The moment dusk arrived, turkeys want to roost. Try as they might, drovers could never overcome the natural instinct of the turkeys. They tried bringing lanterns, but maybe gained only an additional hour. And so as the turkeys climbed into the trees to roost, the drovers climbed into the wagon and roosted, too.

One unexpected challenge was the covered bridge. Turkeys often mistook the darkness of the roof covering for night and promptly fell asleep. Drovers were reduced to carrying the turkeys through the covered bridges where they woke back up in the daylight.

Turkey drives existed long before America, however. In 1650, an observer noted that Oliver Cromwell marched thousands of Scottish prisoners “like turkies”. And in 1724, Robinson Crusoe author Daniel Defoe observed the turkey drives from East Anglia (where turkeys were primarily bred) to the markets in London. Defoe estimated that these journeys took up to a week and that over the course of one year, hundreds of thousands of turkeys made their death march.

But it wasn’t until 1912 that a small town in Southeast Texas by the name of Cuero decided to turn their own turkey drive into a tourist attraction. Calling it the Turkey Trot, after a dance craze of the time, 30,000 people watched 18,000 birds march down Main Street. Even the Texas governor attended. This ritual lasted until the 1970s.

What ended this spectacle? Consumerism. As Americans demanded more and more white meat, the most popular turkey became the broad-breasted white. So broad-breasted was this turkey, that it can hardly walk.

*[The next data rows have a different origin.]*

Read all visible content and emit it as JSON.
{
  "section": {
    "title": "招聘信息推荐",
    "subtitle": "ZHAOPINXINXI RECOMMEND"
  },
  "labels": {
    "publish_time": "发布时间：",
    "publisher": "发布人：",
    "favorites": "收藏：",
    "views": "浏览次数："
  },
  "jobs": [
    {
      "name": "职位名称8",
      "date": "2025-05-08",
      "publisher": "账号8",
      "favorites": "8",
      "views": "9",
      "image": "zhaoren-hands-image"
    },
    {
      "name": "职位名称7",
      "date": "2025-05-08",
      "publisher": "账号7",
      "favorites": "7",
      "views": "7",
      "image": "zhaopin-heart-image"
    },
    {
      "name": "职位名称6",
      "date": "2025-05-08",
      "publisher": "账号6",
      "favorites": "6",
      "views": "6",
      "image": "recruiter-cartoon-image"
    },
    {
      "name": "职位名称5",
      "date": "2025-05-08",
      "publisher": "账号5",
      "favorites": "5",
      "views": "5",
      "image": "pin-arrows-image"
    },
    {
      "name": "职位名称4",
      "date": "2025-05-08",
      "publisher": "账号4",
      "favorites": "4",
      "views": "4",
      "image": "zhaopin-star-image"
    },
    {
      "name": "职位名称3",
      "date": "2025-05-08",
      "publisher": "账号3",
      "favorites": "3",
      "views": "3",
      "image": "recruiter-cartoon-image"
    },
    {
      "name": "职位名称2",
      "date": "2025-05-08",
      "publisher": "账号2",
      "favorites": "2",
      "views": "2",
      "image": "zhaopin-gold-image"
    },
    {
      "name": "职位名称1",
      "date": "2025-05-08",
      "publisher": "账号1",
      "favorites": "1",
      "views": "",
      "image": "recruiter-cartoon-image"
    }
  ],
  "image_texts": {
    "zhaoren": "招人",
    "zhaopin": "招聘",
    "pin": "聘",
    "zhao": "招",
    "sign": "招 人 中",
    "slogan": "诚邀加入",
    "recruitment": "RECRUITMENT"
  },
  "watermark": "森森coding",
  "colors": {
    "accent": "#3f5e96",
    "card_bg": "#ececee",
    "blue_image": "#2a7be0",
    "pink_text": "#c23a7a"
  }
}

Let alone trot.

And so, if this peculiar Thanksgiving tale of turkeys and trotting and drovers hasn’t turned you vegetarian, let it instead inspire you to make walking part of your Thanksgiving ritual.

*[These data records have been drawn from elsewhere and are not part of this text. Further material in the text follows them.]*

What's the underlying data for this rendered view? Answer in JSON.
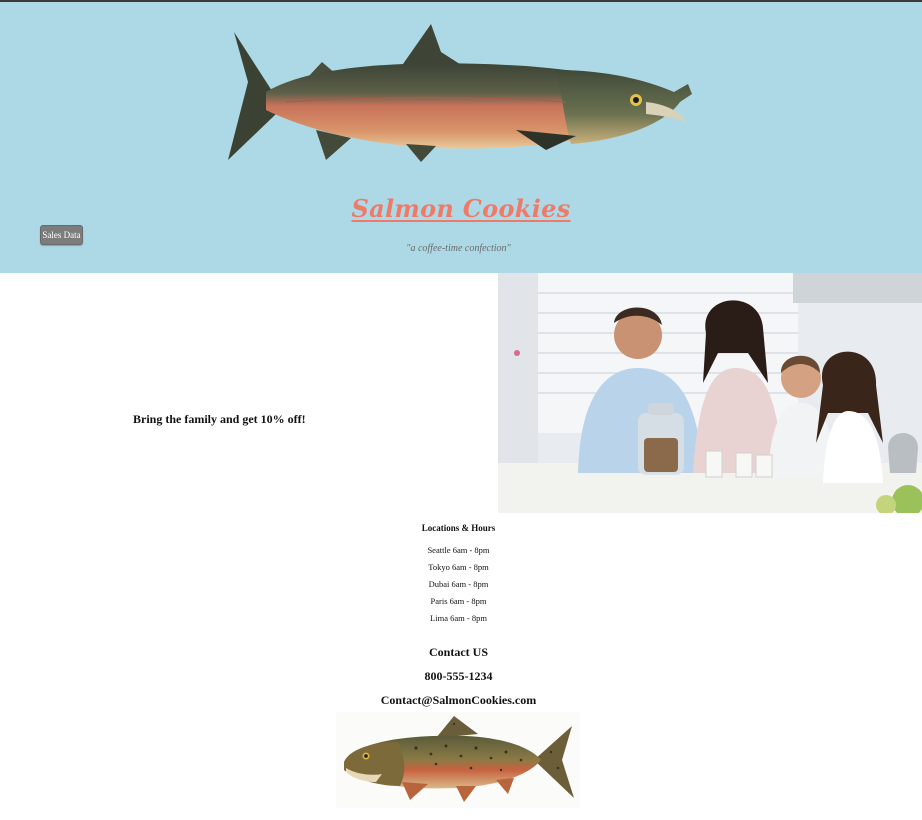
{
  "header": {
    "brand": "Salmon Cookies",
    "tagline": "\"a coffee-time confection\"",
    "sales_button": "Sales Data"
  },
  "promo": {
    "text": "Bring the family and get 10% off!"
  },
  "locations": {
    "title": "Locations & Hours",
    "items": [
      "Seattle 6am - 8pm",
      "Tokyo 6am - 8pm",
      "Dubai 6am - 8pm",
      "Paris 6am - 8pm",
      "Lima 6am - 8pm"
    ]
  },
  "contact": {
    "heading": "Contact US",
    "phone": "800-555-1234",
    "email": "Contact@SalmonCookies.com"
  },
  "colors": {
    "header_bg": "#acd9e5",
    "brand": "#f07a68",
    "button_bg": "#7c7c7c"
  }
}
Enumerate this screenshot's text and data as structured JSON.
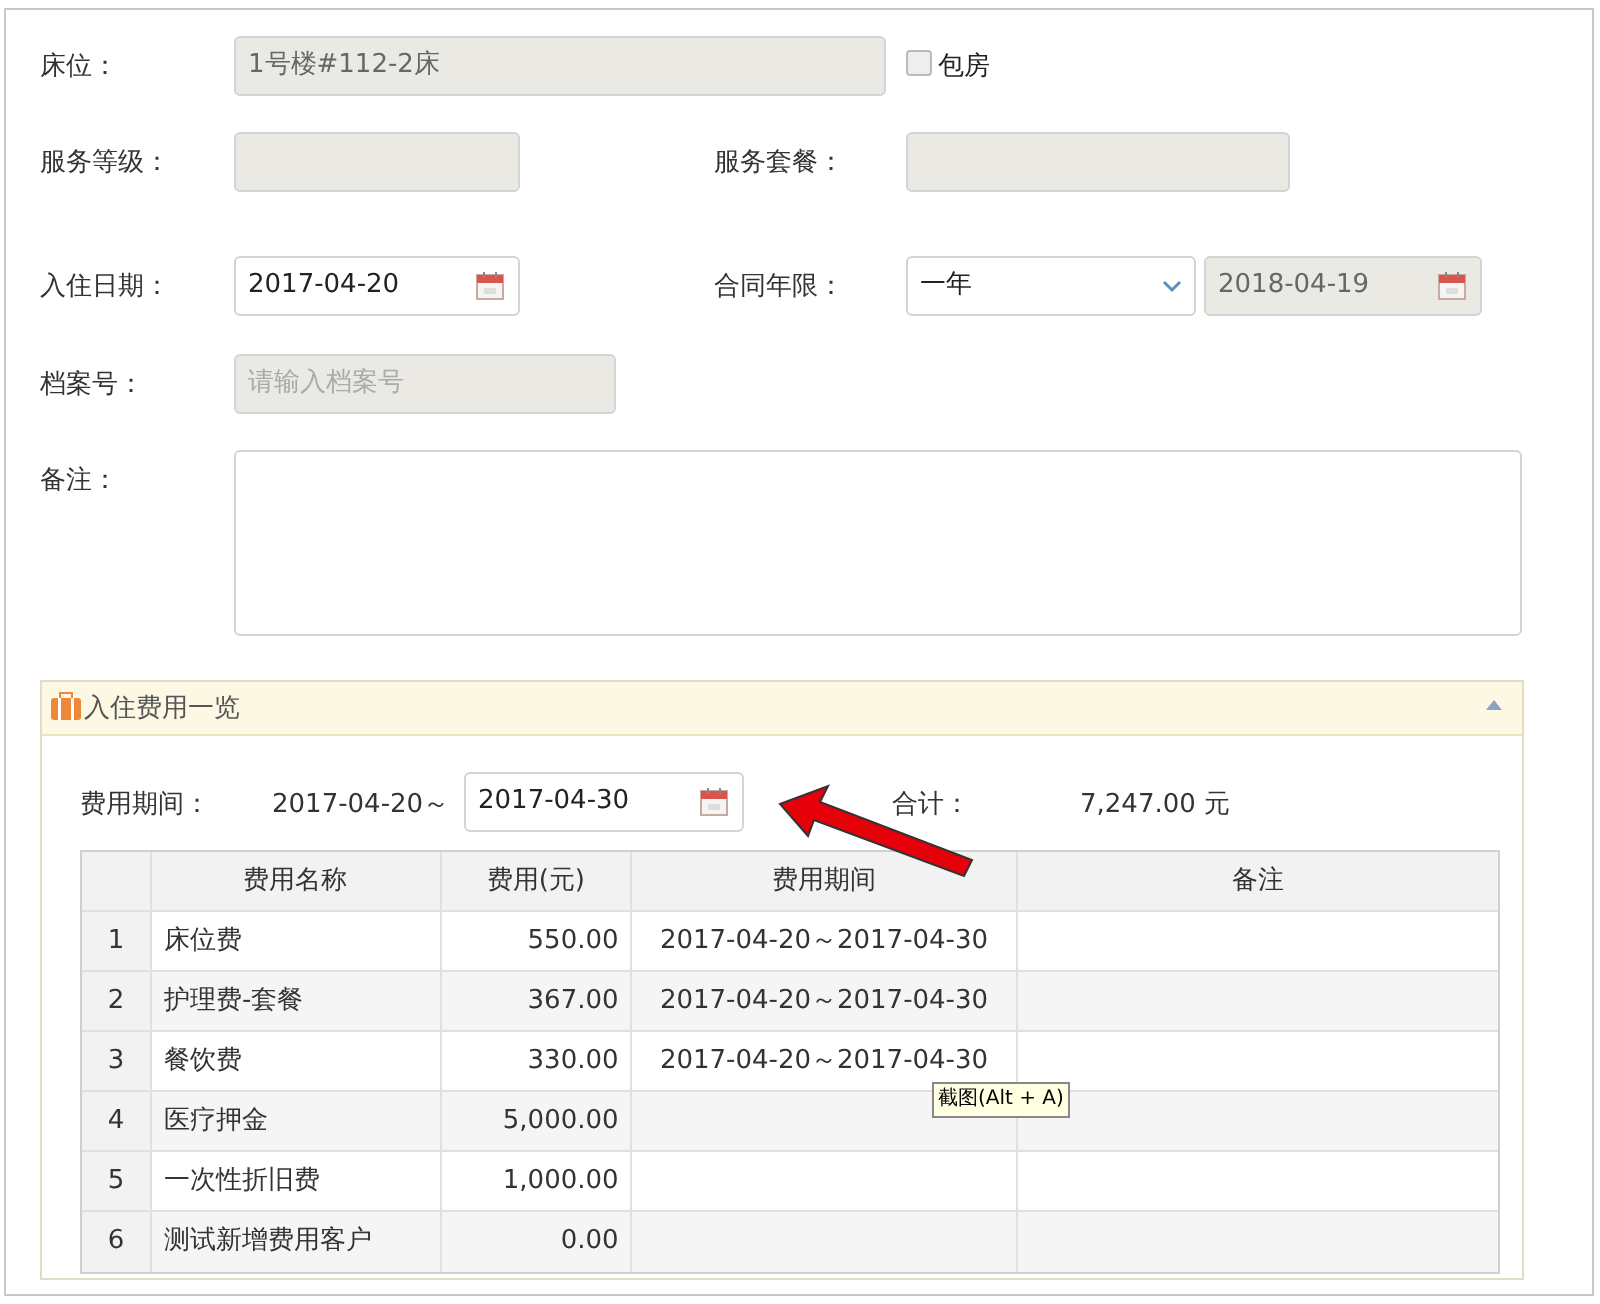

After eating and eating and eating, the worst thing you can do for yourself is to sit down and watch six hours of football. Why not take a walk instead?

In fact, after eating the typical Thanksgiving meal, you run the risk of going the way of the broad-breasted turkey yourself. Did you know that most people costume 4,000 calories or more on Thanksgiving? That’s about 2,000 more calories than most of us need in a day.

To burn off those extra 2,000 calories, an average person would need to walk briskly (3.5 miles an hour on a level surface) for five hours or more. Given that it gets dark early these days, take a flashlight. Or, better yet, make walking part of your activity throughout the holiday season. Walk The EverWalk Mile each day — or more — every single day. Try upping it to two. That way you can indulge in a little eggnog or figgy pudding in December when it’s offered. (You can download your EverWalk Mile Calendar for December by clicking right HERE!)

Turkey is loaded with tryptophan, so it will make you sleepy. Don’t be like those turkeys and get up in your tree to sleep. Walk after your meal. Walk before it. Make it a family affair. It’s a wonderful way to see your neighbors, stretch your legs, and even check out the early holiday decorations in your neighborhood.

So this year, do the Turkey Trot yourself — and see how much better you feel!